Douleur pendant les rapports sexuels ? Connaissez-vous la dyspareunie ?

Vous nous parlez souvent des douleurs que vous avez lors de vos rapports sexuels, à l'insertion d'une protection hygiénique interne. Nous avons fait quelques recherches pour vous concernant la dyspareunie.

La dyspareunie qu’est-ce que c’est ?

La dyspareunie désigne les douleurs récurrentes ou persistantes qui peuvent être ressenties durant un rapport sexuel ou à l'insertion d'un tampon. Ces douleurs peuvent être ressenties par une femme comme par un homme néanmoins ce terme est généralement employé pour les femmes.
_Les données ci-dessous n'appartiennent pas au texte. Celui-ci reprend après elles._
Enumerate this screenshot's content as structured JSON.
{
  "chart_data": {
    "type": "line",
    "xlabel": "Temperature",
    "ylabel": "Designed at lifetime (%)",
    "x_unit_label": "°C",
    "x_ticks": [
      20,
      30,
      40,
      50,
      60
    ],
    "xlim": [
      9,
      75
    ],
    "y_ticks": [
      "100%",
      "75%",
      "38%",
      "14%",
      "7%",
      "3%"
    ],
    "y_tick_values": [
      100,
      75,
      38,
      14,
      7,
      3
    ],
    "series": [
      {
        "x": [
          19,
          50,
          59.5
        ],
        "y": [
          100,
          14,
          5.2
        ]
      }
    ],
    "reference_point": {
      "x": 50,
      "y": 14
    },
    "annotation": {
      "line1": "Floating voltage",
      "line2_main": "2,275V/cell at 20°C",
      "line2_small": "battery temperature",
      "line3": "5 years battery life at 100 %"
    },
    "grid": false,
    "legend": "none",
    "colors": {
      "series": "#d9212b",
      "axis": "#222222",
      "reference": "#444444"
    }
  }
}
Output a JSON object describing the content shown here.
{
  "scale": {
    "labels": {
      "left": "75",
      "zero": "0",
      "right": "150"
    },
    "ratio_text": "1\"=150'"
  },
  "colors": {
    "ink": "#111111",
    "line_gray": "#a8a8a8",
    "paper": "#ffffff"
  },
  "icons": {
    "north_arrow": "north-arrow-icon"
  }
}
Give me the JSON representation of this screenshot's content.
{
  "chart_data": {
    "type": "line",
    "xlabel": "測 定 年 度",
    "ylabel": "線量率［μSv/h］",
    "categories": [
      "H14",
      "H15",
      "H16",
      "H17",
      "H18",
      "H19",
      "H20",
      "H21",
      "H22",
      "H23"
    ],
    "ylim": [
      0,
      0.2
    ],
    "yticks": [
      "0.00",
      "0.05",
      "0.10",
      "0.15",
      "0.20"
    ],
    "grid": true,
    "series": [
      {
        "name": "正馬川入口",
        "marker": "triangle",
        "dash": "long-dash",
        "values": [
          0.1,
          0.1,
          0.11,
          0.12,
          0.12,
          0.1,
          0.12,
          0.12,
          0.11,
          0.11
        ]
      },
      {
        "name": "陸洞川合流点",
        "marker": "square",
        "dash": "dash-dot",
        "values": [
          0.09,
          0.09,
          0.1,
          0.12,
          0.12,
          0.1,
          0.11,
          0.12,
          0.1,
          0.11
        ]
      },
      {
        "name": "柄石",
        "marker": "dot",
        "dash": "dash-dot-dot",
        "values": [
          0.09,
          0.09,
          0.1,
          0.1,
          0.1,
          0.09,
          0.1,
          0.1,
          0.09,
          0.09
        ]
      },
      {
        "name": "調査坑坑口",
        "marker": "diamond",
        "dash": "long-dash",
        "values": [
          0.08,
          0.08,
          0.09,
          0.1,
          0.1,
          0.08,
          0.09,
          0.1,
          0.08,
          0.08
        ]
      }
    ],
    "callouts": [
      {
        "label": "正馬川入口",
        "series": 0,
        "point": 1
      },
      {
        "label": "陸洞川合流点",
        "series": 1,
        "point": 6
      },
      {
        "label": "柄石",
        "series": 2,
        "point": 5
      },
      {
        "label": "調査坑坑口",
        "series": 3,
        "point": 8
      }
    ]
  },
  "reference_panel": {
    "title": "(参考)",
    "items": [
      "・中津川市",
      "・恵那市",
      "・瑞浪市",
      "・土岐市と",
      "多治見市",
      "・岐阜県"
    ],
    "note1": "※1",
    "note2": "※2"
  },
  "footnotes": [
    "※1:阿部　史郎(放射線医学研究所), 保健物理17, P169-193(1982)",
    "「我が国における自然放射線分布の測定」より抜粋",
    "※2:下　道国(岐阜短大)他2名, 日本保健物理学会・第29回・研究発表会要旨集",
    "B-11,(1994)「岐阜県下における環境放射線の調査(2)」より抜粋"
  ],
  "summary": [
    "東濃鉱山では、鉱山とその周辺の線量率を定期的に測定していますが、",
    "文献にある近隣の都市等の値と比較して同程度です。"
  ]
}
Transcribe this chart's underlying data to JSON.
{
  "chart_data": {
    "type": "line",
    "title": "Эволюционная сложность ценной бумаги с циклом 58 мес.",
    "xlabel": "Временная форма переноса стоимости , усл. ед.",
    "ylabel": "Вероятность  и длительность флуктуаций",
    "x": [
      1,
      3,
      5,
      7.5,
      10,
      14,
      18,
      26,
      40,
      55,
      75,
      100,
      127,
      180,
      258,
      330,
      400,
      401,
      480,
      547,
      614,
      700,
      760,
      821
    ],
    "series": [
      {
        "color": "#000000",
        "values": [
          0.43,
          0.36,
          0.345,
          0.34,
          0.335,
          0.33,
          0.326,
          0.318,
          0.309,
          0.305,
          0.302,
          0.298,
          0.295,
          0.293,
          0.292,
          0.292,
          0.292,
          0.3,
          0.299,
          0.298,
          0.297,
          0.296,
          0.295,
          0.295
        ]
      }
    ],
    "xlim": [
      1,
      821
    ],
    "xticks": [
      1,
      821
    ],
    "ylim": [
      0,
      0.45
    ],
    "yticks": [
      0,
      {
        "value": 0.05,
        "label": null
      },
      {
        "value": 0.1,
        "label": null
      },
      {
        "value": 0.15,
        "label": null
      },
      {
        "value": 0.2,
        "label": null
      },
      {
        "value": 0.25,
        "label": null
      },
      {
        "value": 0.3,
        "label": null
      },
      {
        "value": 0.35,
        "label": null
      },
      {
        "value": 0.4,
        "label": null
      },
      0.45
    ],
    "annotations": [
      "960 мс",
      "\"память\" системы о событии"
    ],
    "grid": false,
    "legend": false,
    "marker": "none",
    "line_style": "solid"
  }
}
Chez la femme, on distingue deux types de dyspareunie, la dyspareunie primaire, qui perdure depuis le début de la vie sexuelle (ce qui est assez rare), et la dyspareunie secondaire qui intervient à un certain moment de la vie sexuelle.

On distingue aussi la dyspareunie superficielle, où la douleur se manifeste au niveau de la vulve et est décrite la plupart du temps comme une sensation de brûlure ou de crampe ; et la dyspareunie profonde, lorsque les douleurs sont ressenties dans le fond du vagin ou dans le bas ventre. La dyspareunie peut aussi perdurer après le rapport sexuel. Il arrive aussi qu’elle soit situationnelle et n’intervienne qu’en cas de pénétration très profonde ou de façon occasionnelle.

Certains spécialistes qualifient même le vaginisme comme étant un type particulier de dyspareunie (si vous voulez en savoir plus sur le vaginisme, un article y est dédié sur notre blog).

La dyspareunie est un symptôme fréquent chez la femme sexuellement active et peut avoir de nombreuses causes.

Quelles sont les causes de la dyspareunie ?

Les causes de la dyspareunie sont multiples et varient d’une femme à une autre. Néanmoins certaines causes psychiques et physiques sont plus fréquentes.

Ainsi la dyspareunie peut avoir des causes d’ordre psychiques comme par exemple le stress ou l’anxiété, un manque d’excitation, une peur, un traumatisme antérieur, …

Mais elle peut aussi être d’ordre physique lorsque les douleurs sont dues à des infections gynécologiques (mycose, IST, …), des inflammations, une réaction allergique à un préservatif, un contraceptif non adapté, des varices au niveau de la région pelvienne, un dérèglement hormonal, un utérus rétroversé, un kyste ovarien, mais aussi après certains examens médicaux, après un accouchement ou dans le cas d’une endométriose, ...

Quel qu’en soit la cause, il vaut mieux ne pas attendre avant de consulter un.e médecin spécialisé.e ( gynécologue, sage-femme, …). Eux seuls pourront prescrire le traitement adapté. 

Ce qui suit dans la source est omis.